Vergabeverfahren in der Endlosschleife

»Deswegen ist es wichtig, dass auf absehbare Zeit hier eine Entscheidung getroffen wird zu einem Neubaufahrzeug«, sagt Buchner. Damit spricht er das nun seit über vier Jahren laufende Vergabeverfahren für Neufahrzeuge und Betrieb auf zwei Dritteln des S-Bahn-Netzes an. Geplant waren zwei Jahre Verfahrensdauer. Doch jüngst ist der Abgabetermin für die verbindlichen Angebote zum wiederholten Male verschoben worden – nun vom 8. Oktober auf den 11. November.

Dem Vernehmen nach bewerben sich nur noch der französische Bahntechnikkonzern Alstom als Fahrzeuglieferant und ein Konsortium aus Siemens und Stadler Rail zusammen mit der S-Bahn Berlin GmbH um Betrieb und Neufahrzeuge.
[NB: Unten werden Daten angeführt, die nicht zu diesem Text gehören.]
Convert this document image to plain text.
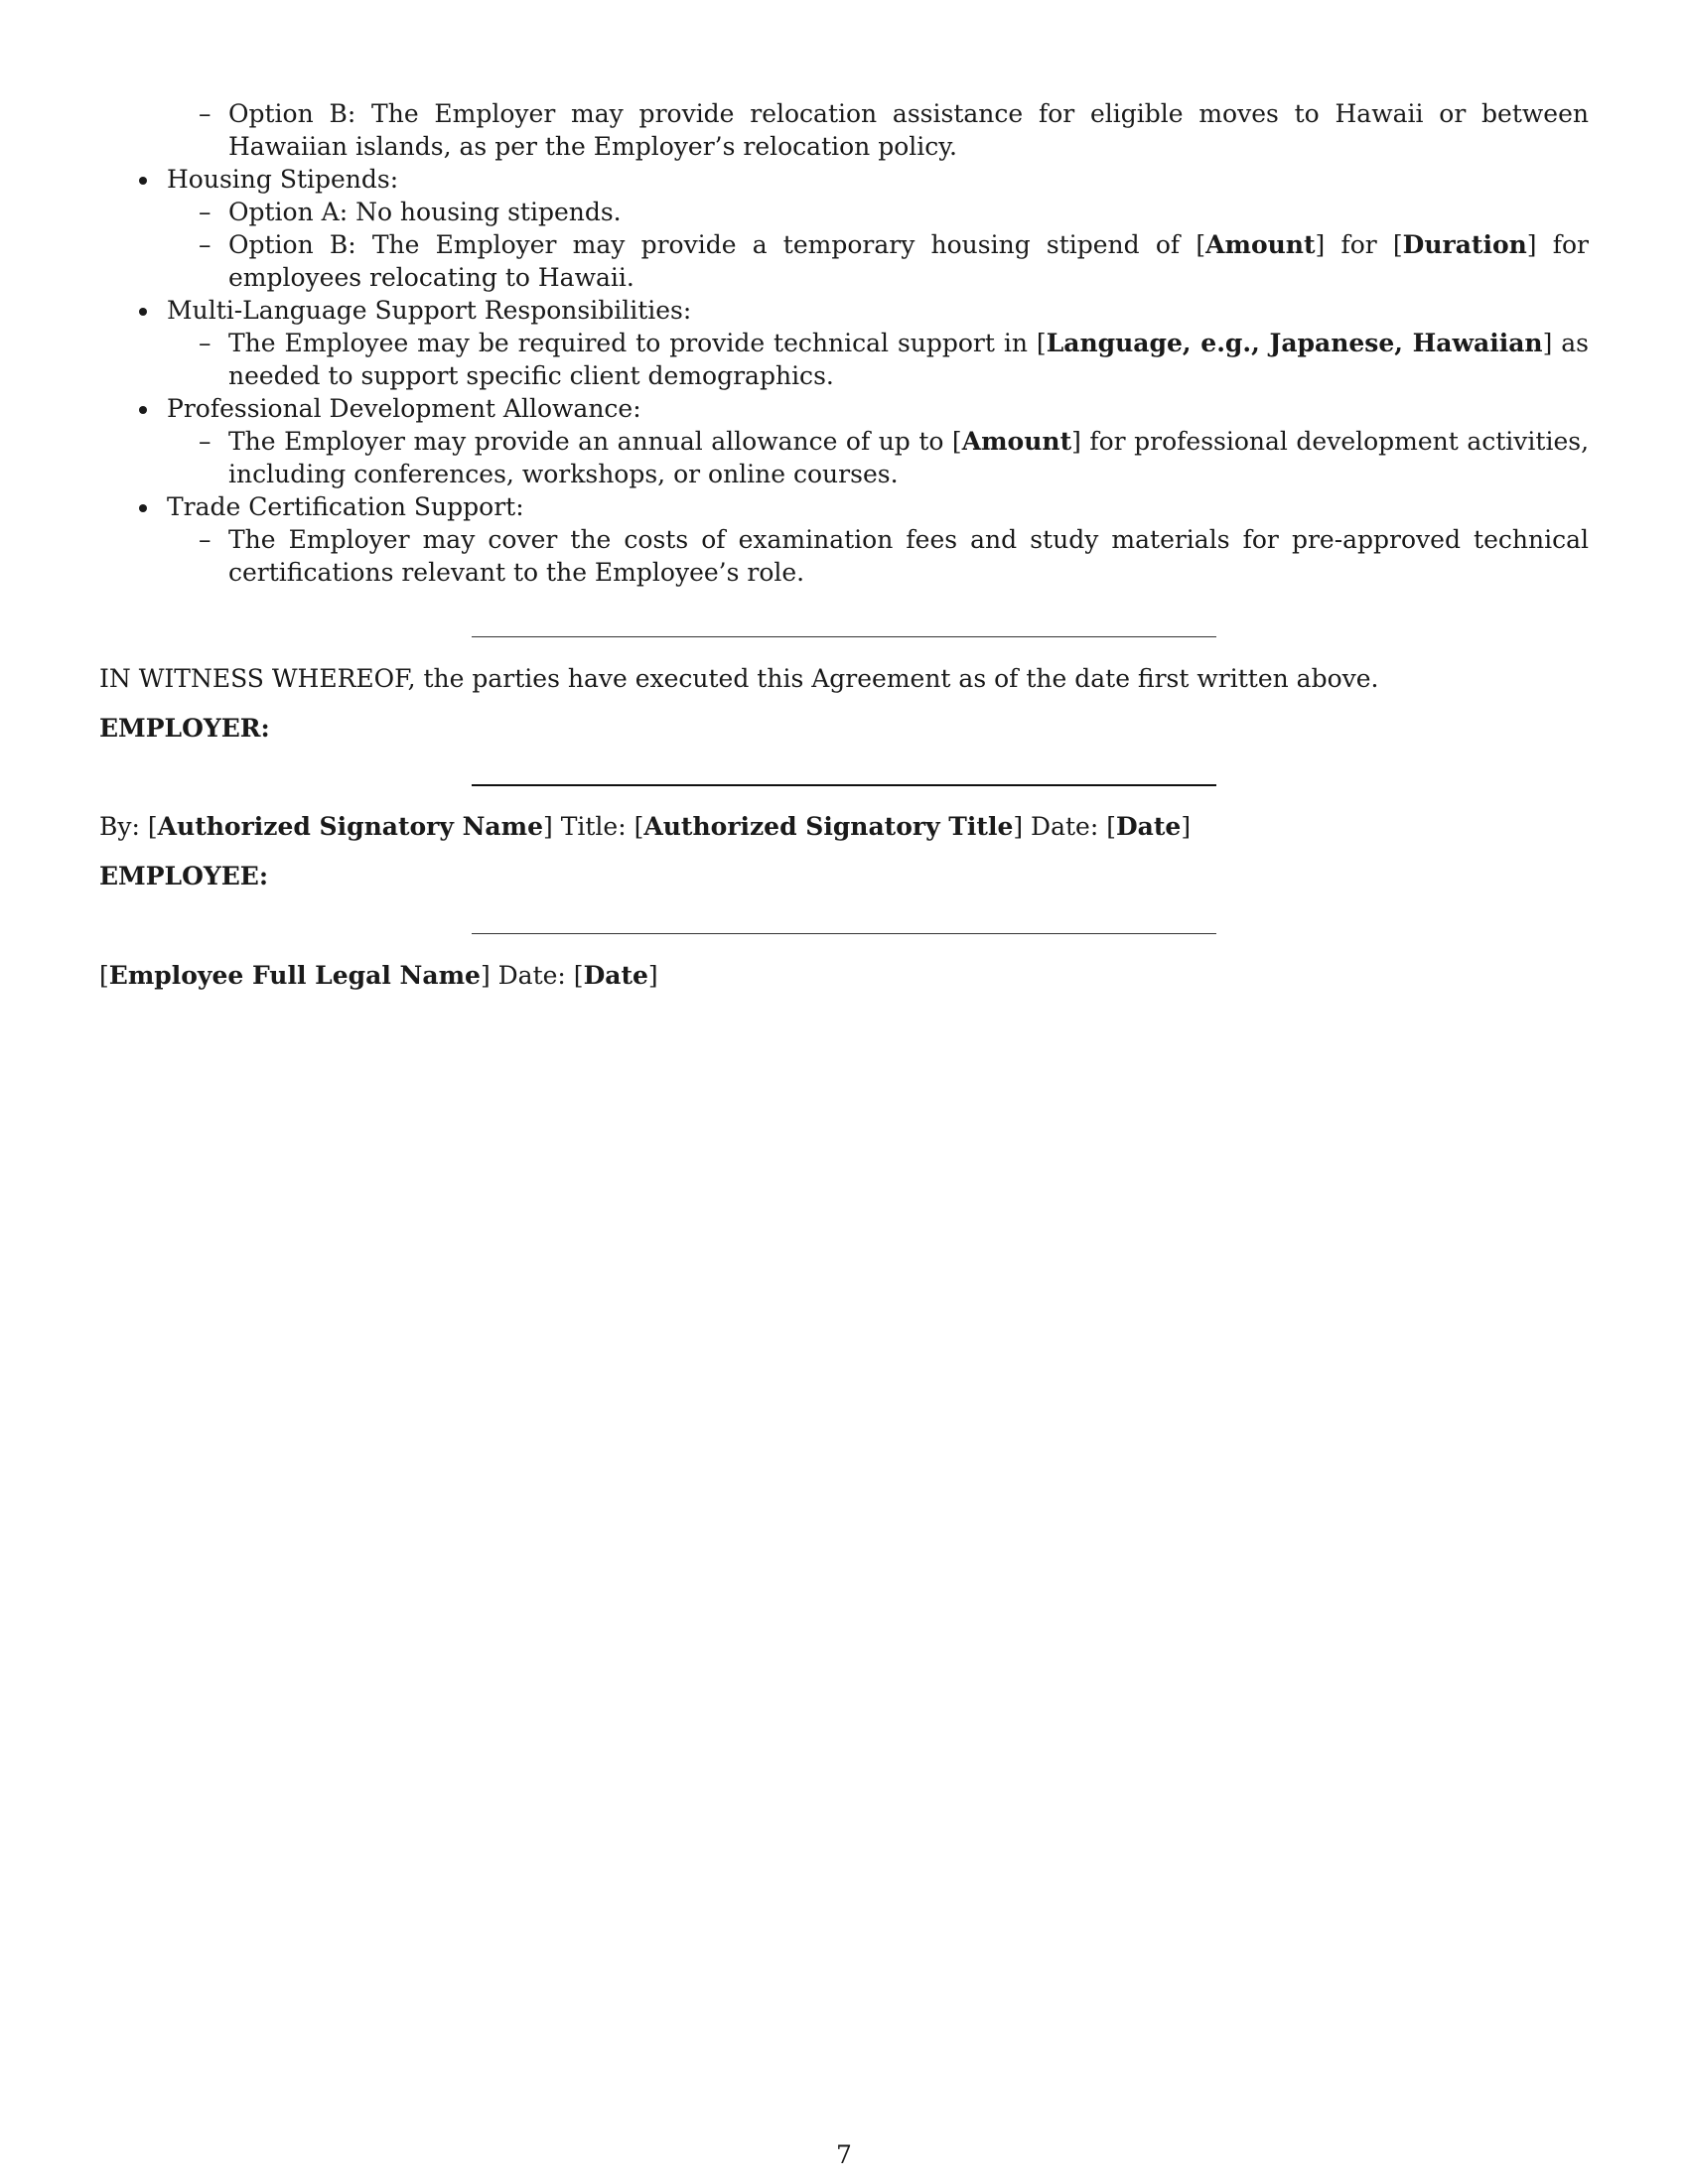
– Option B: The Employer may provide relocation assistance for eligible moves to Hawaii or between Hawaiian islands, as per the Employer’s relocation policy.
Housing Stipends:
– Option A: No housing stipends.
– Option B: The Employer may provide a temporary housing stipend of [Amount] for [Duration] for employees relocating to Hawaii.
Multi-Language Support Responsibilities:
– The Employee may be required to provide technical support in [Language, e.g., Japanese, Hawaiian] as needed to support specific client demographics.
Professional Development Allowance:
– The Employer may provide an annual allowance of up to [Amount] for professional development activities, including conferences, workshops, or online courses.
Trade Certification Support:
– The Employer may cover the costs of examination fees and study materials for pre-approved technical certifications relevant to the Employee’s role.
IN WITNESS WHEREOF, the parties have executed this Agreement as of the date first written above.
EMPLOYER:
By: [Authorized Signatory Name] Title: [Authorized Signatory Title] Date: [Date]
EMPLOYEE:
[Employee Full Legal Name] Date: [Date]
7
Diese Verlegung sei »auf Bitten der Bieter« erfolgt, heißt es von Petra Nelken, Sprecherin der Senatsverkehrsverwaltung. Das scheint eine eher mutige Interpretation des Sachverhalts zu sein. Denn aus gut informierten Kreisen ist zu vernehmen, dass zum ursprünglichen Termin weder alle Bieterfragen komplett beantwortet noch die vom Ausschreibenden zur Verfügung gestellten Angebotsunterlagen fehlerfrei waren.

Verkehrsstaatssekretär Johannes Wieczorek (CDU) berichtete kürzlich im Hauptausschuss, dass der Zuschlag den erfolgreichen Bietern Anfang 2025 erteilt werden soll. Im Teilnetz Stadtbahn soll demnach im September 2030 der Betrieb aufgenommen werden, zwei Monate später auf dem Teilnetz Nord-Süd.

Selbst wenn es irgendwann einen Zuschlag für einen Bieter geben sollte, droht danach ein weiteres langwieriges juristisches Verfahren. Die Vorsitzende Richterin Cornelia Holldorf gab bei der Verhandlung der Klage von Alstom im Februar 2024 deutliche Hinweise, dass es noch Punkte gebe, die nach Erteilung eines Zuschlags in einem neuen Prozess zu verhandeln sein könnten. Kern des Problems bei der Vergabe ist, dass der politische Kompromiss, den Grüne einerseits sowie SPD und Linke andererseits schlossen, um eigentlich unvereinbare Positionen zu einen, in der juristischen Realität des Verfahrens kaum umsetzbar sind.